Policy & Politics
California: Complementary Health Agency Set to Receive Help
September 18, 2008
The Immune Enhancement Project (IEP), a nonprofit that provides services including acupuncture and therapeutic massage to people with AIDS and other conditions, announced on Sept. 12 that it would close by the end of the month. Now, city officials say they are evaluating ways to help the agency.
IEP's budget for this fiscal year is about $500,000, said Shane Convery, its co-executive director. IEP was "already operating on a bare bones budget" as a result of previous cuts, Convery said; then the city sliced its allocation to the agency by about 50 percent, to $126,000, for the fiscal year that began in July. "The current budget cut threatens our ability to cover the basic costs of providing services," he said.
City Supervisor Bevan Dufty said he had discussed the agency's plight with the Board of Supervisors. Dufty said he asked the city controller to have the audit management team review the situation to calculate IEP's financial gap this year; asked the health department to expedite the board's grant request for IEP; and asked IEP to determine if there are in-kind contributions people or businesses could make to help.

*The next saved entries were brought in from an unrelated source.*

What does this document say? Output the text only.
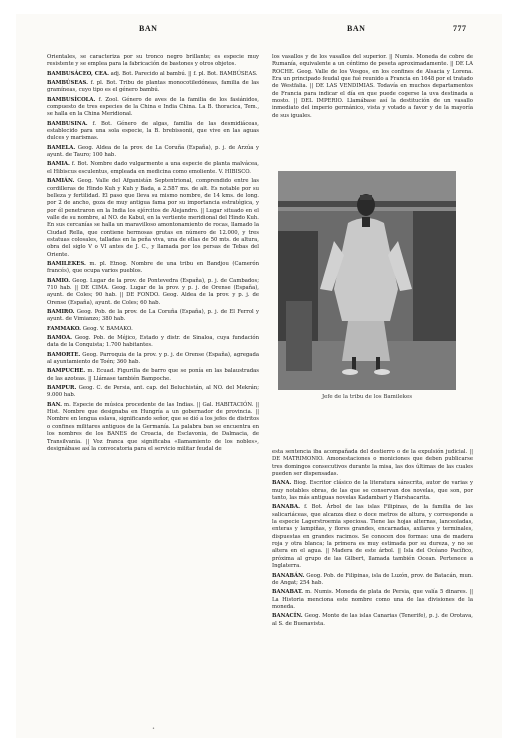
BAN	BAN	777

Orientales, se caracteriza por su tronco negro brillante; es especie muy resistente y se emplea para la fabricación de bastones y otros objetos.

BAMBUSÁCEO, CEA. adj. Bot. Parecido al bambú. || f. pl. Bot. BAMBÚSEAS.

BAMBÚSEAS. f. pl. Bot. Tribu de plantas monocotiledóneas, familia de las gramíneas, cuyo tipo es el género bambú.

BAMBUSÍCOLA. f. Zool. Género de aves de la familia de los fasiánidos, compuesto de tres especies de la China e India China. La B. thoracica, Tem., se halla en la China Meridional.

BAMBUSINA. f. Bot. Género de algas, familia de las desmidiáceas, establecido para una sola especie, la B. brebissonii, que vive en las aguas dulces y marismas.

BAMELA. Geog. Aldea de la prov. de La Coruña (España), p. j. de Arzúa y ayunt. de Tauro; 100 hab.

BAMIA. f. Bot. Nombre dado vulgarmente a una especie de planta malvácea, el Hibiscus esculentus, empleada en medicina como emoliente. V. HIBISCO.

BAMIÁN. Geog. Valle del Afganistán Septentrional, comprendido entre las cordilleras de Hindo Kuh y Kuh y Bada, a 2.587 ms. de alt. Es notable por su belleza y fertilidad. El paso que lleva su mismo nombre, de 14 kms. de long. por 2 de ancho, goza de muy antigua fama por su importancia estratégica, y por él penetraron en la India los ejércitos de Alejandro. || Lugar situado en el valle de su nombre, al NO. de Kabul, en la vertiente meridional del Hindo Kuh. En sus cercanías se halla un maravilloso amontonamiento de rocas, llamado la Ciudad Rella, que contiene hermosas grutas en número de 12.000, y tres estatuas colosales, talladas en la peña viva, una de ellas de 50 mts. de altura, obra del siglo V o VI antes de J. C., y llamada por los persas de Tebas del Oriente.

BAMILEKES. m. pl. Etnog. Nombre de una tribu en Bandjou (Camerón francés), que ocupa varios pueblos.

BAMIO. Geog. Lugar de la prov. de Pontevedra (España), p. j. de Cambados; 710 hab. || DE CIMA. Geog. Lugar de la prov. y p. j. de Orense (España), ayunt. de Coles; 90 hab. || DE FONDO. Geog. Aldea de la prov. y p. j. de Orense (España), ayunt. de Coles; 60 hab.

BAMIRO. Geog. Pob. de la prov. de La Coruña (España), p. j. de El Ferrol y ayunt. de Vimianzo; 380 hab.

FAMMAKO. Geog. V. BAMAKO.

BAMOA. Geog. Pob. de Méjico, Estado y distr. de Sinaloa, cuya fundación data de la Conquista; 1.700 habitantes.

BAMORTE. Geog. Parroquia de la prov. y p. j. de Orense (España), agregada al ayuntamiento de Toén; 360 hab.

BAMPUCHE. m. Ecuad. Figurilla de barro que se ponía en las balaustradas de las azoteas. || Llámase también Bampoche.

BAMPUR. Geog. C. de Persia, ant. cap. del Beluchistán, al NO. del Mekrán; 9.000 hab.

BAN. m. Especie de música procedente de las Indias. || Gal. HABITACIÓN. || Hist. Nombre que designaba en Hungría a un gobernador de provincia. || Nombre en lengua eslava, significando señor, que se dió a los jefes de distritos o confines militares antiguos de la Germanía. La palabra ban se encuentra en los nombres de los BANES de Croacia, de Esclavonia, de Dalmacia, de Transilvania. || Voz franca que significaba «llamamiento de los nobles», designábase así la convocatoria para el servicio militar feudal de

los vasallos y de los vasallos del superior. || Numis. Moneda de cobre de Rumanía, equivalente a un céntimo de peseta aproximadamente. || DE LA ROCHE. Geog. Valle de los Vosgos, en los confines de Alsacia y Lorena. Era un principado feudal que fué reunido a Francia en 1648 por el tratado de Westfalia. || DE LAS VENDIMIAS. Todavía en muchos departamentos de Francia para indicar el día en que puede cogerse la uva destinada a mosto. || DEL IMPERIO. Llamábase así la destitución de un vasallo inmediato del imperio germánico, vista y votado a favor y de la mayoría de sus iguales.

Jefe de la tribu de los Bamilekes

esta sentencia iba acompañada del destierro o de la expulsión judicial. || DE MATRIMONIO. Amonestaciones o moniciones que deben publicarse tres domingos consecutivos durante la misa, las dos últimas de las cuales pueden ser dispensadas.

BANA. Biog. Escritor clásico de la literatura sánscrita, autor de varias y muy notables obras, de las que se conservan dos novelas, que son, por tanto, las más antiguas novelas Kadambari y Harshacarita.

BANABA. f. Bot. Árbol de las islas Filipinas, de la familia de las salicariáceas, que alcanza diez o doce metros de altura, y corresponde a la especie Lagerstroemia speciosa. Tiene las hojas alternas, lanceoladas, enteras y lampiñas, y flores grandes, encarnadas, axilares y terminales, dispuestas en grandes racimos. Se conocen dos formas: una de madera roja y otra blanca; la primera es muy estimada por su dureza, y no se altera en el agua. || Madera de este árbol. || Isla del Océano Pacífico, próxima al grupo de las Gilbert, llamada también Ocean. Pertenece a Inglaterra.

BANABÁN. Geog. Pob. de Filipinas, isla de Luzón, prov. de Batacán, mun. de Angat; 254 hab.

BANABAT. m. Numis. Moneda de plata de Persia, que valía 5 dinares. || La Historia menciona este nombre como una de las divisiones de la moneda.

BANACÍN. Geog. Monte de las islas Canarias (Tenerife), p. j. de Orotava, al S. de Buenavista.

•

Michelle Long, the city's director of HIV health services, said IEP "didn't contact the Department of Public Health to let us know they had a funding problem of this magnitude." She said her agency only learned of the situation when the Bay Area Reporter asked the health department about it.
"We are currently working with the agency to make sure they get all the funding available to them as soon as possible," Long said. "We'll be working with them to identify alternative sources of funding and determine strategies for supporting their clients."